The last time Gasol notched at least 20, nine and three per 36 minutes was 2006-07, when he was still with the Memphis Grizzlies. Turning back time, then, doesn't even justify what he's doing.
|That Special Thing|
|With Kobe (last 5 games)||102.4||56.7%||60.6%||17.0||13.2|
|Previous 20 games||98.2||41.7%||45.5%||14.2||12.0|
Next, look at how his shot distribution has changed with Kobe on the floor:
Exactly 65 percent of his shot attempts are coming near the rim, and he's converting more than 64 percent of them, a stark improvement from the 45 and 48 percent he was at previously.
Kobe's presence on the court changes things. And his willingness to involve Gasol in the offense changes more.
This is a song we've heard before. Kobe wants Gasol involved. Even when he was sidelined during last year's playoffs, he wanted Gasol in the post.
That's what we've seen—more of Gasol in the post. More Gasol in general.
More Gasol and Kobe, just the way Gasol's production totals like it.
Kobe's absence makes you wonder: Will Gasol find his way back onto to the trade block?
Gasol is at his best next to Kobe, and with Vino out for six weeks, roughly 21 games, he's free to revert back to his ineffective self. Even if his production stays true, this is an issue.
A fully functioning Gasol only pads the Lakers' win column. Tanking is taboo in Los Angeles, but you have to wonder if it's avoidable at this point.
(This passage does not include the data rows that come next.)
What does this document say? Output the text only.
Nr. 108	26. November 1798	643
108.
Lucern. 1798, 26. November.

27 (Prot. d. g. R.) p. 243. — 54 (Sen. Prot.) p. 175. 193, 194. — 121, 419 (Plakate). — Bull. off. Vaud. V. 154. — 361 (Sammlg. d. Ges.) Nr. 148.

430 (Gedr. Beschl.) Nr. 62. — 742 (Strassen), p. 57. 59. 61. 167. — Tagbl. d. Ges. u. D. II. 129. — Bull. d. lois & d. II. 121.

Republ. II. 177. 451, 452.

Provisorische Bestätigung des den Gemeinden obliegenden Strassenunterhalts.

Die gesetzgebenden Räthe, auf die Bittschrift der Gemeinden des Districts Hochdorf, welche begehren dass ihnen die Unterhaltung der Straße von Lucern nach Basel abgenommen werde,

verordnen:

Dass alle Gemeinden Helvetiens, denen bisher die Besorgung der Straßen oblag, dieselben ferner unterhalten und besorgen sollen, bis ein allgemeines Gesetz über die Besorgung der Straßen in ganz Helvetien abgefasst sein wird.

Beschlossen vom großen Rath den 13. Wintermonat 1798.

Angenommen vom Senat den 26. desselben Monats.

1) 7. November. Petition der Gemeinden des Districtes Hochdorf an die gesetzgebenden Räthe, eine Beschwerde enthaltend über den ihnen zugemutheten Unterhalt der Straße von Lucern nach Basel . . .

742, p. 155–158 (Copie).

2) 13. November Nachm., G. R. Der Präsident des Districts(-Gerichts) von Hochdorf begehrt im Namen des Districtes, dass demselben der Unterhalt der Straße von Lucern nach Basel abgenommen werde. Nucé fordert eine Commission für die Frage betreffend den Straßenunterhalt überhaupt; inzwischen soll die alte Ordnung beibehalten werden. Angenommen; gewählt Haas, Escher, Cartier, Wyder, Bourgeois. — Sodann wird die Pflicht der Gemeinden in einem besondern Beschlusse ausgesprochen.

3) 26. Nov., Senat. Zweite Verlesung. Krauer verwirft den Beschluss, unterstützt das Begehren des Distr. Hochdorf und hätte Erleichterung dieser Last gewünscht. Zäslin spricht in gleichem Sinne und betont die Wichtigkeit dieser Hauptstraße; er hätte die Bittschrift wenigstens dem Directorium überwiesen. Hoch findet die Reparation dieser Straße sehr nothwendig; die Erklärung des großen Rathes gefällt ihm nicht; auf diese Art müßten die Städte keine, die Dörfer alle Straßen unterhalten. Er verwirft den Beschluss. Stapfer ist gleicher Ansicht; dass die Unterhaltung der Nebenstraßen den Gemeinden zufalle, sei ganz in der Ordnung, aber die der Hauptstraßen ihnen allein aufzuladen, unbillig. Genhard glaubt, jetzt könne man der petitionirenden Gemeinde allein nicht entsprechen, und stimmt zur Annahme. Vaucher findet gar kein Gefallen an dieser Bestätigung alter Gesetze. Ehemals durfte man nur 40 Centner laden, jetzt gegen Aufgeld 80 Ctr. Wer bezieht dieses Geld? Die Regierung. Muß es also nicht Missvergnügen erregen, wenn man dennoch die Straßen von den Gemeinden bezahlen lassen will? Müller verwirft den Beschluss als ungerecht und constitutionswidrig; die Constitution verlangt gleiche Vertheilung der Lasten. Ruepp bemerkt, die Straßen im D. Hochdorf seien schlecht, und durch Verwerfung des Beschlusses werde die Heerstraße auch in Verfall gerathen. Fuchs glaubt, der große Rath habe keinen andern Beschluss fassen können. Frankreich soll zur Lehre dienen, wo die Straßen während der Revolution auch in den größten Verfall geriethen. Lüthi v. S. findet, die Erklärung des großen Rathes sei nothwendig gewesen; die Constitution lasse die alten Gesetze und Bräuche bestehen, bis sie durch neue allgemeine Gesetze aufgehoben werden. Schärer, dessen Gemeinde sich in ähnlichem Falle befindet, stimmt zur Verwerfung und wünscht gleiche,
Kobe's down. Again. Los Angeles' postseason hopes were already resting upon the shoulders of "ifs" and "maybes." Should the Lakers' record dip south of a few games under .500, they could gut the roster in an attempt to increase the value of their current draft pick.
The 2014 draft class is stacked, so the temptation is going to be there. Kupchak will look at players like Andrew Wiggins, Jabari Parker and Joel Embiid. Then, he'll look at Kobe. Resilient, fearless Kobe.
Aging, fragile Kobe.
And then, he'll (probably) ask the same question we're asking right now.
When all else fails and you're wondering why Kobe's presence will keep Gasol in Hollywood, you can always look back to this:
The Kobe Bryant Conundrum
Gasol is safe. For now.
Even in injury, Kobe won't allow the Lakers to tank. Unless he's shut down for the season, it won't even be a conversation.
"Honestly, it sets a bad precedent for your team culture," Kobe said of tanking in an interview with Jim Rome on Jim Rome on Showtime in November (via Lakers Nation). "It becomes part of your DNA."
Slightly dramatic? Absolutely. But also relevant.
The only way for the Lakers to truly tank is by trading Gasol. That's how they commit to it. Trading Gasol isn't easy, though. Not when he earns $19.3 million and Los Angeles won't want to increase its payroll in return. His relationship with Kobe works in his favor as well.
Were the Lakers receiving a star in return, then sure, they would trade him in a heartbeat. But Gasol isn't that type of player anymore. He's valued more by a Lakers organization devastated by injuries than an interested suitor looking into a 33-year-old 7-footer.
Immediately, then, he's safe. Next season, don't expect him to stand tall, shrouded in purple and gold.
Now more than ever, it's clear the Lakers need another star. Kobe's latest injury is a reminder that if they wish to compete beginning next season, they need a superstar. Not a washed-up luminary on his last legs, but a superstar in his prime.
Where it once seemed possible the Lakers would divvy up their impending cap space among impact players and continue to build around Kobe, it now seems more likely they'll chase the high-profile acquisition we thought they could do without, leaving them unable to afford Gasol.
Kobe told Yahoo! Sports' Adrian Wojnarowski that "only an idiot would" doubt his return.
This is true. Only an idiot would doubt Kobe's return. Ruthless and determined still, Kobe will return. But after this, we're free to doubt his durability. So are the Lakers.
So will Lakers.
Desperate to make the most of Kobe's remaining days, and resigned to knowing they need someone other than Vino himself to do it, the Lakers are less likely than ever to taint their finances beyond next season for a player like Gasol.